Mimulus d. aurantiacus

(bush monkeyflower plant)

One commonly propagated native wildflower is Mimulus d. Aurantiacus, or sticky monkeyflower plant, also known as the bush monkeyflower. The bush monkey flower is native to the coast and coastal ranges of California, stretching from northern Baja California to Oregon. It appears naturally in a wide variety of habitats including chaparral, oak woodlands, redwood forests, disturbed environments and serpentine cliffs. It will grow in just about any soil type, including serpentine soils, as long as it is well drained and not over watered. The plant is drought tolerant and cold tolerant.

Mimulus aurantiacus grows as a semi-woody perennial shrub which can get up to four feet tall.
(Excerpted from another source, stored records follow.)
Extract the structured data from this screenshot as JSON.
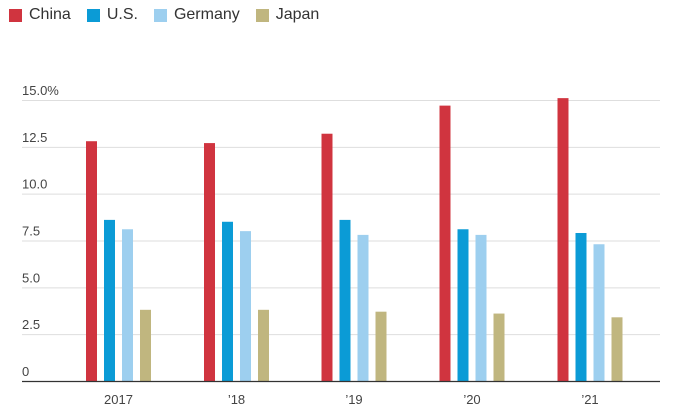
{
  "chart_data": {
    "type": "bar",
    "categories": [
      "2017",
      "’18",
      "’19",
      "’20",
      "’21"
    ],
    "series": [
      {
        "name": "China",
        "color": "#d0343f",
        "values": [
          12.8,
          12.7,
          13.2,
          14.7,
          15.1
        ]
      },
      {
        "name": "U.S.",
        "color": "#0b9bd6",
        "values": [
          8.6,
          8.5,
          8.6,
          8.1,
          7.9
        ]
      },
      {
        "name": "Germany",
        "color": "#9dcfef",
        "values": [
          8.1,
          8.0,
          7.8,
          7.8,
          7.3
        ]
      },
      {
        "name": "Japan",
        "color": "#c0b67f",
        "values": [
          3.8,
          3.8,
          3.7,
          3.6,
          3.4
        ]
      }
    ],
    "ylim": [
      0,
      15
    ],
    "yticks": [
      {
        "value": 0,
        "label": "0"
      },
      {
        "value": 2.5,
        "label": "2.5"
      },
      {
        "value": 5.0,
        "label": "5.0"
      },
      {
        "value": 7.5,
        "label": "7.5"
      },
      {
        "value": 10.0,
        "label": "10.0"
      },
      {
        "value": 12.5,
        "label": "12.5"
      },
      {
        "value": 15.0,
        "label": "15.0%"
      }
    ],
    "grid": true,
    "legend_position": "top-left"
  }
}
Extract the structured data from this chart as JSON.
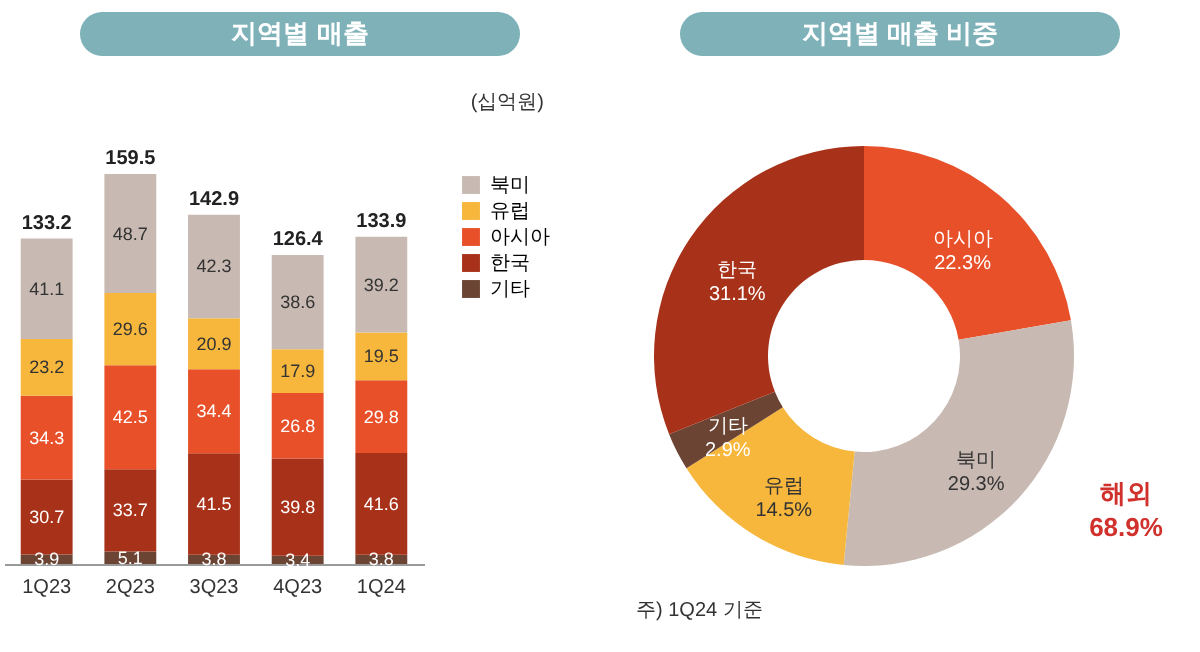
{
  "chart_data": [
    {
      "type": "bar",
      "title": "지역별 매출",
      "categories": [
        "1Q23",
        "2Q23",
        "3Q23",
        "4Q23",
        "1Q24"
      ],
      "stacked": true,
      "data_labels": true,
      "legend": "right",
      "totals": [
        "133.2",
        "159.5",
        "142.9",
        "126.4",
        "133.9"
      ],
      "annotations": [
        "(십억원)"
      ],
      "series": [
        {
          "name": "기타",
          "color": "#6b4434",
          "values": [
            3.9,
            5.1,
            3.8,
            3.4,
            3.8
          ]
        },
        {
          "name": "한국",
          "color": "#a83219",
          "values": [
            30.7,
            33.7,
            41.5,
            39.8,
            41.6
          ]
        },
        {
          "name": "아시아",
          "color": "#e8502a",
          "values": [
            34.3,
            42.5,
            34.4,
            26.8,
            29.8
          ]
        },
        {
          "name": "유럽",
          "color": "#f6b73c",
          "values": [
            23.2,
            29.6,
            20.9,
            17.9,
            19.5
          ]
        },
        {
          "name": "북미",
          "color": "#c8bab2",
          "values": [
            41.1,
            48.7,
            42.3,
            38.6,
            39.2
          ]
        }
      ]
    },
    {
      "type": "donut",
      "title": "지역별 매출 비중",
      "categories": [
        "아시아",
        "북미",
        "유럽",
        "기타",
        "한국"
      ],
      "values": [
        22.3,
        29.3,
        14.5,
        2.9,
        31.1
      ],
      "colors": [
        "#e8502a",
        "#c8bab2",
        "#f6b73c",
        "#6b4434",
        "#a83219"
      ],
      "value_labels": [
        "22.3%",
        "29.3%",
        "14.5%",
        "2.9%",
        "31.1%"
      ],
      "annotations": [
        "해외 68.9%",
        "주) 1Q24 기준"
      ]
    }
  ]
}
It is characterized by its sticky, resinous leaves and its colorful tubular flowers, which are said to look like the jovial faces of grinning monkeys. The blossoms appear in late spring, last throughout summer, and are generally a pale orange color, but can range in hue from creamy white to deep red. The flowers are pollinated by a variety of welcome garden visitors, including hummingbirds and native bees. Checkerspot butterflies lay their eggs on the leaves of the sticky monkeyflower plant. Checkerspot caterpillars eat the resinous leaves, which contain toxins that make the caterpillar and butterfly distasteful to birds.

This plant had many medicinal uses for the native people of California. According to the National Park Service, Coast Miwok peoples would crush the resinous leaves, which have supposed antiseptic qualities, and apply them to sores and burns. The roots were used to treat fever, dysentery, diarrhea and hemorrhages. The Pomo peoples would create soothing eye drops from a sticky monkey flower floral concoction.

This attractive, low maintenance plant brings beauty, birds, bees, and butterflies to any garden.